Há um tempinho atrás, uma aluna me perguntou o que fazia para lembrar de tantos detalhes do que lia. Lembrei de palestras de alguns neurocientistas, pedagogos, e resumi em algumas dicas: 1) Fazer associações do que lemos com outros saberes que já possuímos; 2) Comentar, discutir o que lemos com outras pessoas, como uma forma de revisitarmos o que lemos e criarmos nossas próprias interpretações; 3) Eventualmente ler os textos mais de uma vez (confesso que esta dica é daquelas: “Não vi o filme, mas disseram que é muito bom!” Rsrs).

Na última semana fui assistir uma aula magna da Conceição Evaristo, a qual abriu as comemorações dos 65 anos da minha segunda casa (UFF). Já havia lido “Olhos D’Água” que ganhou o prêmio Jabuti em 2015 e levei meu livro orgulhoso de já ter lido algo da escritora. Aliás, essa leitura faz parte do meu autocurso de letramento racial que propus para mim mesmo!

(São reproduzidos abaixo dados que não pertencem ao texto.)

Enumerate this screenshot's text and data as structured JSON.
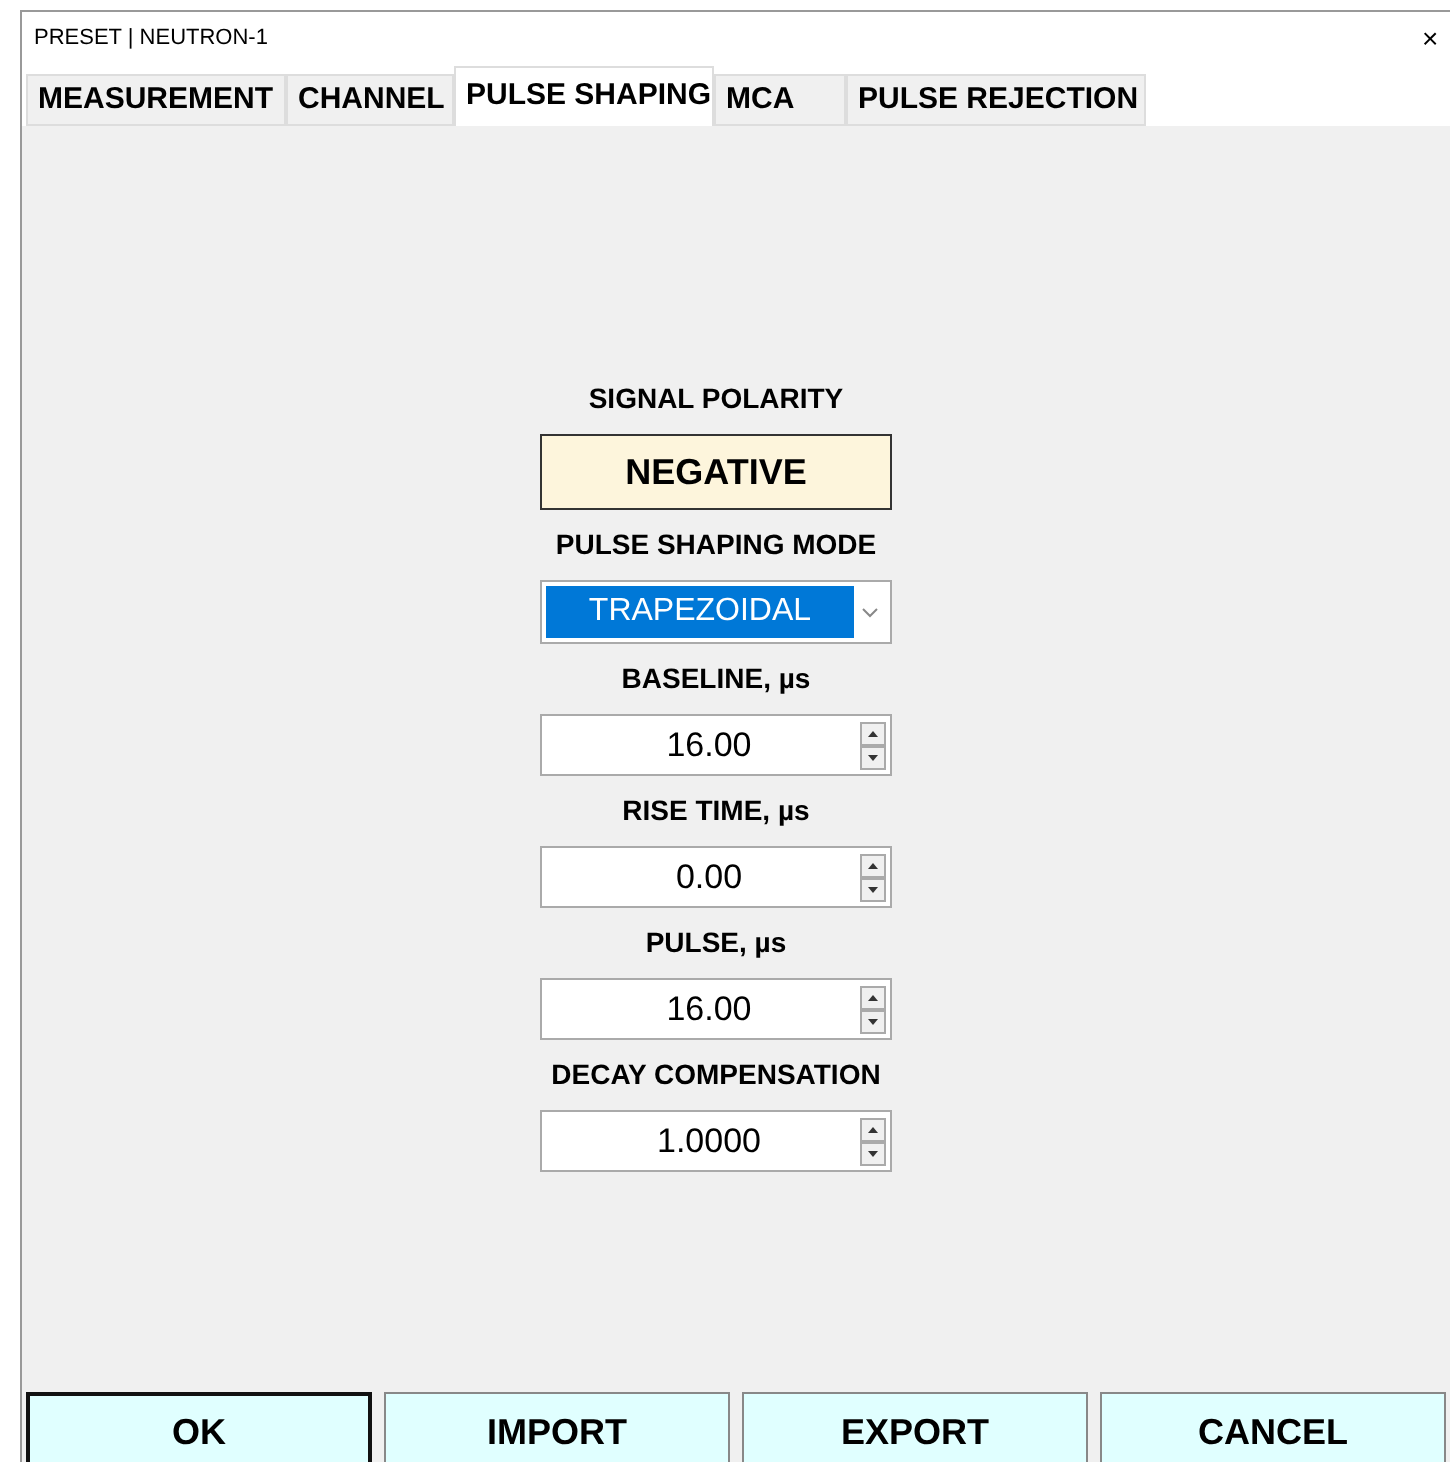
{
  "window": {
    "title": "PRESET | NEUTRON-1",
    "close": "×"
  },
  "tabs": [
    {
      "label": "MEASUREMENT",
      "selected": false
    },
    {
      "label": "CHANNEL",
      "selected": false
    },
    {
      "label": "PULSE SHAPING",
      "selected": true
    },
    {
      "label": "MCA",
      "selected": false
    },
    {
      "label": "PULSE REJECTION",
      "selected": false
    }
  ],
  "fields": [
    {
      "kind": "toggle",
      "label": "SIGNAL POLARITY",
      "value": "NEGATIVE"
    },
    {
      "kind": "dropdown",
      "label": "PULSE SHAPING MODE",
      "value": "TRAPEZOIDAL"
    },
    {
      "kind": "spinner",
      "label": "BASELINE, µs",
      "value": "16.00"
    },
    {
      "kind": "spinner",
      "label": "RISE TIME, µs",
      "value": "0.00"
    },
    {
      "kind": "spinner",
      "label": "PULSE, µs",
      "value": "16.00"
    },
    {
      "kind": "spinner",
      "label": "DECAY COMPENSATION",
      "value": "1.0000"
    }
  ],
  "buttons": [
    {
      "label": "OK",
      "default": true
    },
    {
      "label": "IMPORT",
      "default": false
    },
    {
      "label": "EXPORT",
      "default": false
    },
    {
      "label": "CANCEL",
      "default": false
    }
  ]
}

Rsrs.

Por ser negro, muitas dessas leituras que fazem sucesso para quem busca material que trate de letramento racial não me afetam como acredito que afetam a pessoas não-negras. Assim, desse livro da Conceição, não conseguia lembrar detalhadamente de cada das histórias que ela conta, uma vez que não fiquei tão impactado com as histórias em si, dada minha origem. Entretanto, uma característica eu me recordava bem: a poesia com a qual ela contava histórias tão duras, tão difíceis para quem não tem essa leveza de olhar o mundo de forma tão suave.

Para ilustrar essa grandeza, durante sua aula ela narrou a seguinte cena que confessou ainda não ter transformado em texto. Após retornar de uma aula no Morro de São Carlos, ela se deparou na rua com um rapaz de uns 18, 19 anos, empunhando uma escopeta. Era um soldado do morro e estava cuidando do acesso ao morro de forma altiva e com a dedicação de quem cuida de sua própria casa. No sentido oposto da rua se aproxima uma jovem com uma criança de uns 3, 4 anos de idade e nossa escritora observa e tenta entender a cena. Quando a jovem se aproxima mais, o jovem joga a arma para suas costas enquanto abaixa aguardando o afago da criança. Após o abraço caloroso, a jovem dá um beijo breve, mas com igual carinho, e em seguida segue para subir o morro, enquanto o jovem retorna ao seu posto de trabalho. Ver uma pessoa empunhando uma arma como um pai de família, para os dias de hoje, parece ser algo impossível para algumas pessoas. A impressão que dá é que estamos perdendo nossa humanidade.